Qui peut se permettre, alors, de parler sérieusement d’une « mobilisation de l’ensemble des acteurs » ? Qui peut croire que la gestion du logement étudiant puisse reposer sur le seul opérateur public ?

Au vu de l’urgence de cette conjoncture, les acteurs privés et ceux du secteur non lucratif demandent une coopération de tous pour avancer plus vite et mieux. Ils peuvent eux-mêmes apporter leur expertise en la matière pour compléter l’offre publique - trop faible quoi qu’il en soit : construction et gestion de résidences, intégration d'une dimension de bien-être dans les résidences, intégration des locataires dans l’espace territorial d'implantation, apport de services différents qui simplifient le quotidien…

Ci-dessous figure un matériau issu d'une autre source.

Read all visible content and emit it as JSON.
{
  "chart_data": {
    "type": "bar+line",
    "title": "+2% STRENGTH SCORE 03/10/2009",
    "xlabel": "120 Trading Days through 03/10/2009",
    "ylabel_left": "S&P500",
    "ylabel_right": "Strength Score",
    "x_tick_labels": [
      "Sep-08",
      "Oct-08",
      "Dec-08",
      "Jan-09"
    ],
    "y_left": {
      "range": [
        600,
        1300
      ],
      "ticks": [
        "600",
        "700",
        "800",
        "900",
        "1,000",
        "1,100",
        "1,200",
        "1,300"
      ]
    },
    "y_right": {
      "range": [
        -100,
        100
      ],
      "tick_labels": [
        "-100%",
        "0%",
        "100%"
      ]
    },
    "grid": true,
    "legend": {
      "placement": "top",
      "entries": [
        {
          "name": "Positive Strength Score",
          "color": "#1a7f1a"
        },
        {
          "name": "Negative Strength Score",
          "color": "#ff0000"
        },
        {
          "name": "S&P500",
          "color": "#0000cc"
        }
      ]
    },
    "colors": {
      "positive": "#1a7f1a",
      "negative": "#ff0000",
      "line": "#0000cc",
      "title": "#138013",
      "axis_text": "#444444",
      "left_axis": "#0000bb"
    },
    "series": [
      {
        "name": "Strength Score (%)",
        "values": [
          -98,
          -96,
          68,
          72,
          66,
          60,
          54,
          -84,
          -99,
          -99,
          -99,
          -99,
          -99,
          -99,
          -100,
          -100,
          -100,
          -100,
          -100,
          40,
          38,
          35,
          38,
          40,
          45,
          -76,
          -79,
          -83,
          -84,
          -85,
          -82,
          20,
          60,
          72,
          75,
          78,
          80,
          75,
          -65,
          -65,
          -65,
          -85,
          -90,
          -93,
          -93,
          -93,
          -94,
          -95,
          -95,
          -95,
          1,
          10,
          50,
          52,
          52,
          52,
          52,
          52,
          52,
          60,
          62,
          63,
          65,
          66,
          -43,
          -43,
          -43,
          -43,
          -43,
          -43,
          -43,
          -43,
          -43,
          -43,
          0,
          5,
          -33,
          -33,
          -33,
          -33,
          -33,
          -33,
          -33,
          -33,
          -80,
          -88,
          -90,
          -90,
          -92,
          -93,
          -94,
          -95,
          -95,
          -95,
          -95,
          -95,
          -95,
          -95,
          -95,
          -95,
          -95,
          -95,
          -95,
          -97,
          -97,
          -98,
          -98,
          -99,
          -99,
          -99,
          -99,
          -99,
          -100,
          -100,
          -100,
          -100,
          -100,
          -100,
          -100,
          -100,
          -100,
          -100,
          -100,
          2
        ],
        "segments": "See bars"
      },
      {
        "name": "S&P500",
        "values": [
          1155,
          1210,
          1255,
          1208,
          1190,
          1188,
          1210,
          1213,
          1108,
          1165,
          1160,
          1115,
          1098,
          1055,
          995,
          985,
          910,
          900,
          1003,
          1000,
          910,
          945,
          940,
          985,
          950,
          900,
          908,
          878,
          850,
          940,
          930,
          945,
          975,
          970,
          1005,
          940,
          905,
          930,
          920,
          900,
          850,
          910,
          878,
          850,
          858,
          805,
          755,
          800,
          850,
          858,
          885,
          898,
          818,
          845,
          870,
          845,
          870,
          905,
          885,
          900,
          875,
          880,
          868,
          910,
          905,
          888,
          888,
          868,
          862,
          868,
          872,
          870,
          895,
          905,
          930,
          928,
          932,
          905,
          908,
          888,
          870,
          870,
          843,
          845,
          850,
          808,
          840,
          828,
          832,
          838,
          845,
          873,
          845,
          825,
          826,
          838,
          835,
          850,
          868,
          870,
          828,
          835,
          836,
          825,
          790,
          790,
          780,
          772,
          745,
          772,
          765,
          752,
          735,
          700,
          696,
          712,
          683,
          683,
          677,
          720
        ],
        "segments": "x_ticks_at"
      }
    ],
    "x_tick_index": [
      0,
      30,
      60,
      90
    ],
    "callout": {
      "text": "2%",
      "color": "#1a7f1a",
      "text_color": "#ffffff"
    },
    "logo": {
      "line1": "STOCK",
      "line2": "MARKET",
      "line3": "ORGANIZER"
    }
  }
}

Aujourd’hui, ces acteurs sont prêts à se mobiliser rapidement. Ils demandent à être appelés par l’État pour aider à résoudre cette crise et accompagner le gouvernement dans son action d’intérêt général.

 

Le chantier prioritaire du logement : la construction

Le logement étudiant est sous perfusion depuis trop longtemps. Il faut lui apporter de l’oxygène avant qu’il ne s’asphyxie totalement. Et son oxygène, c’est la construction. Aujourd’hui, il est temps de dire stop aux annonces, aux effets de manche, à la langue de bois, aux beaux discours. Aujourd’hui, il faut se lancer et … bâtir, bâtir, bâtir !

Et pour bâtir, il n’y a pas trente-six solutions : il faut libérer du foncier. C’est pourquoi la SMERRA et LOGIFAC appellent la représentation nationale (Assemblée nationale et/ou Sénat) à réquisitionner du foncier public. L’État doit également remettre de l’ordre dans son organisation administrative pour alléger les procédures et redonner de l’autonomie aux régions.
Il doit également donner à réhabiliter des logements et/ou bâtiments inoccupés, désaffectés ou à réaffecter. L’État doit proposer ces marchés à la fois au service public, aux entreprises privées et du secteur non lucratif. Tout cela pour permettre d’instaurer une gestion territorialisée des logements et construire de façon « intelligente », en adéquation avec les attentes locales.

 

Une volonté forte : coopérer pour le bien-être et la réussite des étudiants

On ne le dira jamais assez : le programme est vaste, il y a du travail pour tous les acteurs, publics, privés et associatif.
Très concernés par ces problématiques majeures que sont la réussite des étudiants mais aussi, et surtout, leur autonomie et leur santé, la SMERRA et LOGIFAC, lancent un appel à cette coopération rapide.
D’une seule voix, ces deux acteurs importants du secteur se saisissent de cette question cruciale du logement étudiant pour rappeler au gouvernement qu'il est urgent d'agir.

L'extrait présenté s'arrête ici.